Dragutin Radimir | |
Other Names: | Drago Radimir |
Birth Name: | Dragutin Radimir |
Birth Date: | 1889 8, mf=yes |
Birth Place: | Dobrota, Bay of Kotor, Austro-Hungarian Monarchy |
Death Place: | Belgrade, FR Yugoslavia |
Education: | Gymnasium in Kotor; Die Hochschule fur Bodenkultur in Vienna |
Occupation: | Forestry Engineer |
Children: | Vjera Popović Radimir and Nada Radimir |
Parents: | Vjekoslav and Zorka Radimir |
Spouse: | Angela Radimir Radoničić Marija Macolić Radimir |
Dragutin Drago Radimir (August 3, 1889 - December 26, 1983) was a forestry engineer, senior government advisor, forestry expert, associate scientific consultant to Forestry Encyclopedia in Yugoslavia.
Radimir was born in the village of Dobrota in the Bay of Kotor, at the time part of the Austro-Hungarian Monarchy, to father Vjekoslav and mother Zorka née. Kamenarović.
He attended Gymnasium in Kotor, at the time under the Austro-Hungarian Monarchy, and later enrolled at University in Prague and Vienna.He graduated in 1912 at the University of Vienna Faculty for Soil Culture in the class of dipl.ing. Radimir Karl.
As World War I ended in 1918 and the Kingdom of Serbs, Croats and Slovenes was created, he served as a forestry engineer in Ilidža near Sarajevo.
Between 1920 and 1937 he was a forestry engineer in the directorate of forests for the Drina Banovina.
In 1938 he was transferred to the same position but in Mostar, for the Littoral Banovina. He stayed there until 1939 when he moved to Zagreb.
Between 1939 and 1941 he worked at the Department of Forestry of the Banovina of Croatia as a senior advisor.
During World War II, he worked in Zagreb in the laboratories of the company "La Roche" .
In 1945 he was employed at the Ministry of Forestry Zagreb, SFR Yugoslavia as a senior government adviser. He worked there until his retirement in 1950. After World War II he wrote and published many papers on the utilization of forestry by-products, especially resins.

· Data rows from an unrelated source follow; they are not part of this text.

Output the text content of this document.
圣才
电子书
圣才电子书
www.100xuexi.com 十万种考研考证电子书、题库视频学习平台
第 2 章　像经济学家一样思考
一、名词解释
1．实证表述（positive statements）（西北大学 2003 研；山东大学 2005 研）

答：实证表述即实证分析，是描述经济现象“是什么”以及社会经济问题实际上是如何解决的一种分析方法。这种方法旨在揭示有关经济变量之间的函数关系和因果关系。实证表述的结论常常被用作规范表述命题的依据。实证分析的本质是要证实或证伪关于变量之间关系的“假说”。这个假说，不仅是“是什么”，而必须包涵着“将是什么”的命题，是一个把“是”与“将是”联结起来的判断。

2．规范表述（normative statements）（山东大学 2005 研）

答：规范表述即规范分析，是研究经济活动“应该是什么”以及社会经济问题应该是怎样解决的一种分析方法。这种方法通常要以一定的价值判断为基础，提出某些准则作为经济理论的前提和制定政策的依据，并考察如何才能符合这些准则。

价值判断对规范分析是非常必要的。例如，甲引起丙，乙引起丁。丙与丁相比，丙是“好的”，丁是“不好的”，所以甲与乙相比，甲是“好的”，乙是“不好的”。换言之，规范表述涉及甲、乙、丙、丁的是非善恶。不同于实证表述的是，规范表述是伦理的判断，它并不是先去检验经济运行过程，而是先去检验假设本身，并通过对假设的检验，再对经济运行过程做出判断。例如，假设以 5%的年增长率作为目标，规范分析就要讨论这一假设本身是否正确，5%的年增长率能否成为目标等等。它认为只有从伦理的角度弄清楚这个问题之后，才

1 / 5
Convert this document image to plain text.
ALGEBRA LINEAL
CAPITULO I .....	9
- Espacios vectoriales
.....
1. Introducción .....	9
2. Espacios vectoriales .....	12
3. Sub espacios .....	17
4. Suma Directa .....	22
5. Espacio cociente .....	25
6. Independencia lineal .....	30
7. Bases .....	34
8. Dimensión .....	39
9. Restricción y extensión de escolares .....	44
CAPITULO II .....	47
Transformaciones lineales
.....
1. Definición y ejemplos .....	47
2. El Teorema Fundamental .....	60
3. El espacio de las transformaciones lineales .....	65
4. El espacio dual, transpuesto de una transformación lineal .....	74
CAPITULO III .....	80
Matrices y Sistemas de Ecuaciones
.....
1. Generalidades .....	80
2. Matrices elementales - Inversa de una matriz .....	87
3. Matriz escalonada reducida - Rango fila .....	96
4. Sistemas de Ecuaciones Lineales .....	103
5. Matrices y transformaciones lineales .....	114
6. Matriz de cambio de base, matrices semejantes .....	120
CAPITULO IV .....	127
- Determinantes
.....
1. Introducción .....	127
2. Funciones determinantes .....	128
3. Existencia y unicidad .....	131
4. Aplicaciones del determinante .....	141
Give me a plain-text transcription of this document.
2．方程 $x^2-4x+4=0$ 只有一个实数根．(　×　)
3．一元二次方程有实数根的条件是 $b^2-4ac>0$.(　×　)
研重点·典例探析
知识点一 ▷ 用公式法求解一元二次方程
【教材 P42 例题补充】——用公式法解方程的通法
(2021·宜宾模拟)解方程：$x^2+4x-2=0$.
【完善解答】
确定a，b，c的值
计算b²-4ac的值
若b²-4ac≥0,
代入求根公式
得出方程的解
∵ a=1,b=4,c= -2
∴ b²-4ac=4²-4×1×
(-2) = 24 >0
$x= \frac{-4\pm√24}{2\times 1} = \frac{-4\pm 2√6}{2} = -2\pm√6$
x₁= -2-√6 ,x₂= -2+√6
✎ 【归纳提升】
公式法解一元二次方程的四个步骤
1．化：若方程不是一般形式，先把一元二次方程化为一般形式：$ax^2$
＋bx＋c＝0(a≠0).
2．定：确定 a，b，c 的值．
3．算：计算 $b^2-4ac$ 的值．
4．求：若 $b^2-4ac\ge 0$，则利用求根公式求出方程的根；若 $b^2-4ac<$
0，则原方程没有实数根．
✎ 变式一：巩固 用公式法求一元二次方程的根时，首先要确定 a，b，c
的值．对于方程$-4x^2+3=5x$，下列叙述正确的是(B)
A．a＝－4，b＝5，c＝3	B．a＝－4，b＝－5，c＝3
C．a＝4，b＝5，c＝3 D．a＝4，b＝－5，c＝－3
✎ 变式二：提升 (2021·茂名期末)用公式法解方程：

As an amateur photographer, he compiled a remarkable collection of photographs of forests and their by-products. He gave the collection to a forestry company "Šipad" in Sarajevo. Unfortunately the whole collection was destroyed during the civil war in the nineties. Drago Radimir's principal occupation was reforestation in Bosnia and Herzegovina, Croatia, and Serbia. To his merit was the introduction of the Serbian Spruce (Serbian: Pančićeva omorika) in Zagreb's parks and in other parts of former Yugoslavia.Several Sequoia (Redwood) trees on the Croatian and Montenegrin coast were planted by him and his co-workers. In 1962 Radimir was awarded a gold certificate at the College for soil culture in Vienna at the 50th anniversary of his graduation (1912 to 1962). He was a member of the Croatian Mountaineering Association before the Second World War, and the mountain society Zagreb since its inception. As a mountaineer he visited many European mountains, some in North America, photographed them and lectured.He was an associate member and a member of the Forestry section of the Društvo inženjera i tehničara (Society of Engineers of Yugoslavia that existed as a single organization between 1945 and 1951; afterwards the Society of Engineers of Croatia).
Radimir's first marriage was with to Angela née. Radoničić, and the pair had daughters Vjera (married Popović) and Nada. Second marriage was with Marija Macolić.
He died in Belgrade, SFR Yugoslavia.